Tippaleipäs saw the day of light during the 18th century in the homes of the nobility but ironically enough they're nowadays almost entirely associated with Labour Day, along with potato salad, donuts, wieners and mead. The basic idea is pretty much the same as in strauben from Austria or funnel cake from Dutch area of the U.S. You drizzle batter into hot oil and get little cakes that demonstrate how human brains work. Somehow tippaleipäs manage to be crunchy and soft at the same time. Some find their outlooks rather dubious but I think they're fun to look and eat, tube by tube.

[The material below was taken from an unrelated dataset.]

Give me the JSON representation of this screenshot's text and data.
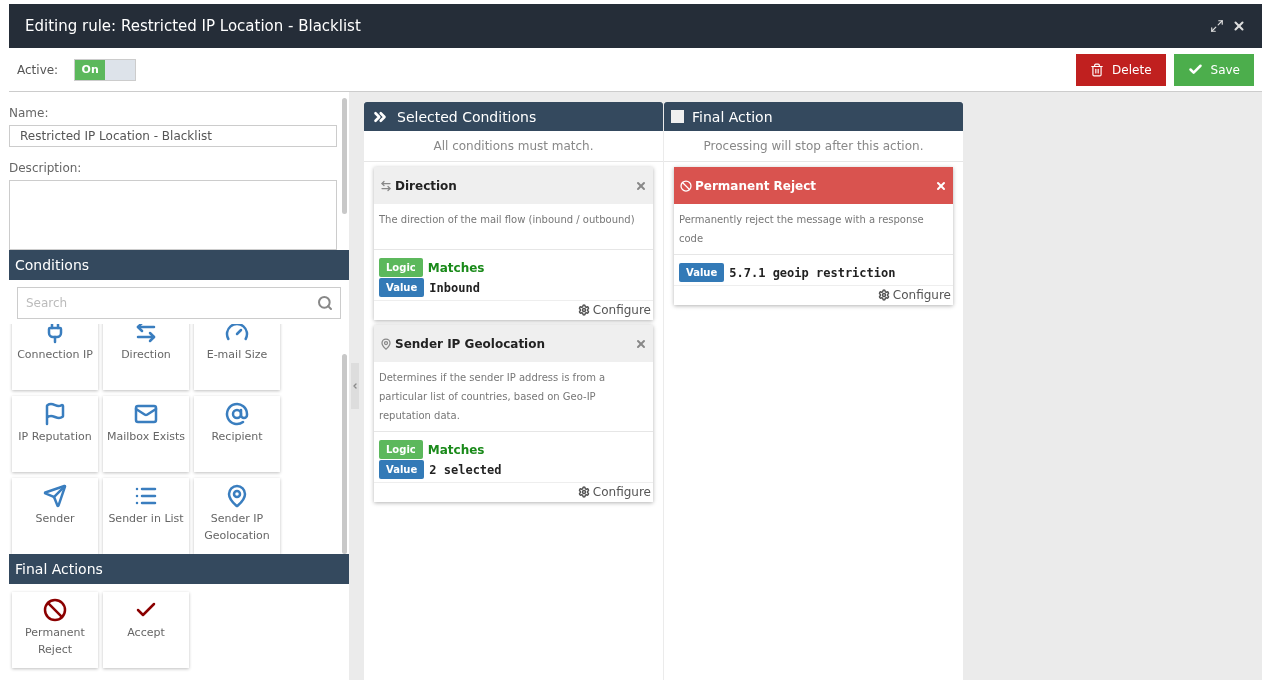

So yes, they seemed like enough reason to boil a litre of oil for the first time in my life. To my surprise that turned out quite easy. Didn't get even first degree burns though I happen to be rather prone to accidents.

The batter:
- 5 dl dark wheat flour
- 4 dl soy milk
- 3 dl water
- 0.5 dl dark syrup
- 0.5 dl flax seed
- 2 teaspoons baking powder
- 0.5 lemon peel (plus a drop of the juice)
- salt

Other stuff:
- 1 l rape oil
- piping equipment (I used a washed ketchup bottle)
- round metal mould (I used washed fruit cans)
- tongs for the mould
- a slotted spoon for the tippaleipäs
- newspapers

Soak the flax seeds in the water for about an hour to achieve slime. (Filter out the seeds if you don't want them in the final pastries.) Whisk the slime together with the other batter ingredients. See that your batter is very even and clumpless. Fill the ketchup bottle.

Heat up the oil. Place the mould into the hot oil. Squeeze a free-form batter web into the mould. (If you have more patience than me you can add more layers after the previous layer has started floating, achieving a tall type of tippaleipä they sell in markets. If you add batter too soon it will loose its shape. I find it easier to just pile them up.) Let it fry for a moment, detach from the mould and flip it over. When the tippaleipä looks golden and delicious, fish it out with the slotted spoon and drain over newspapers. Repeat as long as you have batter.

If you wish decorate with powdered sugar. Serve with mead.

Nutritional values / 1285 g:
energy 3160 kcal
fat 206 g
protein 50 g
carbohydrates 277 g
fiber 29 g


  1. I think you speak of the famous American Funnel cakes? I can't stand them..but! I would eat your recipe anytime these look great! love anything fried in oil..kool photo!

    Is the weather getting better??

  2. I've been a bit suspicious when it comes to deep frying but think these turned out nice. Not quite sure if they taste the same as those funnel cakes you hate but at least they're smaller so you should have less to gulp. :)

    Oh yeah, the weather feels like bird's milk when the Sun is shining. Save for the picnic day last weekend, naturally. Even little leave buds are growing already.